Di persimpangan kanan jalan, pelataran Simpang Empat, Pasaman Barat.

            Setelah dirasa cukup untuk merehat, kami melanjutkan menuju Simpang Empat, Pasaman Barat. Kurang lebih rentang waktu kami sekitar satu jam lagi. Melewati Kinali, saya masih mendapati hutan sawit yang diselingi oleh bangunan rumah, toko, sekolah, kuburan dan perkampungan. Melewati Ophir, dan tak jauh dari sana tibalah kami di Simpang Empat lalu singgah di toko distro yang ditunggui oleh kawan Bang Miji, Bang Yengky Mariol.
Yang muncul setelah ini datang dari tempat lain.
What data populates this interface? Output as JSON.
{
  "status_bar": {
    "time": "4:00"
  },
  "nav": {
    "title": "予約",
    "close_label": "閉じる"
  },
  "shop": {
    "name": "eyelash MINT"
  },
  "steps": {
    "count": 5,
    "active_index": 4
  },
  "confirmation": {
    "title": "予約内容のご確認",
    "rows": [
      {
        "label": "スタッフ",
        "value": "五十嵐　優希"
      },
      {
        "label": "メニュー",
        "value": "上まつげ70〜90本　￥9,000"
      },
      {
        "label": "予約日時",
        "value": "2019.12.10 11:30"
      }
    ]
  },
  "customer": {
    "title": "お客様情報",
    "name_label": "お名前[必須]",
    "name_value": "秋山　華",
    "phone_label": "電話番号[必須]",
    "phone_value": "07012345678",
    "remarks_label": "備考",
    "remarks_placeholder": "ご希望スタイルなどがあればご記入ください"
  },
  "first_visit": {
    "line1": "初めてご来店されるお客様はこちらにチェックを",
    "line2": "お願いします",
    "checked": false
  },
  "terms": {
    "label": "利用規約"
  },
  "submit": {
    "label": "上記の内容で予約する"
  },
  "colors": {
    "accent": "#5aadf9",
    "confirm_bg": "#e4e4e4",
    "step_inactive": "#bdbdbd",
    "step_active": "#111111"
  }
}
            Di sana kami berbincang sebentar. Berselang saja kami sudah menuju ke pasar membeli buah dan cadangan batu batrai sebelum melanjutkan jalan menuju posko pendakian Talamau. Dan setelah mendapat pinjaman rain cover untuk Bang Fidyan, kami pamit pergi. Dengan jarak tempuh 15 kilometer, tibalah kami di posko pendakian Talamau yang betul-betul letaknya dekat sekali dari jalan utama.

***

            Selama ini cerita yang kerap saya dengar dari sebagian Kawan yang sudah menapaki Talamau, kini baru benar-benar saya betulkan mengenai letak posko pendakian di dekat jalan utama. Termasuk titik awal pendakian dari ketinggian 200 mdpl yang diselisihkan ketinggian Talamau 2982 mdpl. Antara memacu tantangan dan sebuah keyakinan, bahwa kami pasti bisa mengawali langkah sebelum mencapai puncak impian setinggi 2682 mdpl lagi.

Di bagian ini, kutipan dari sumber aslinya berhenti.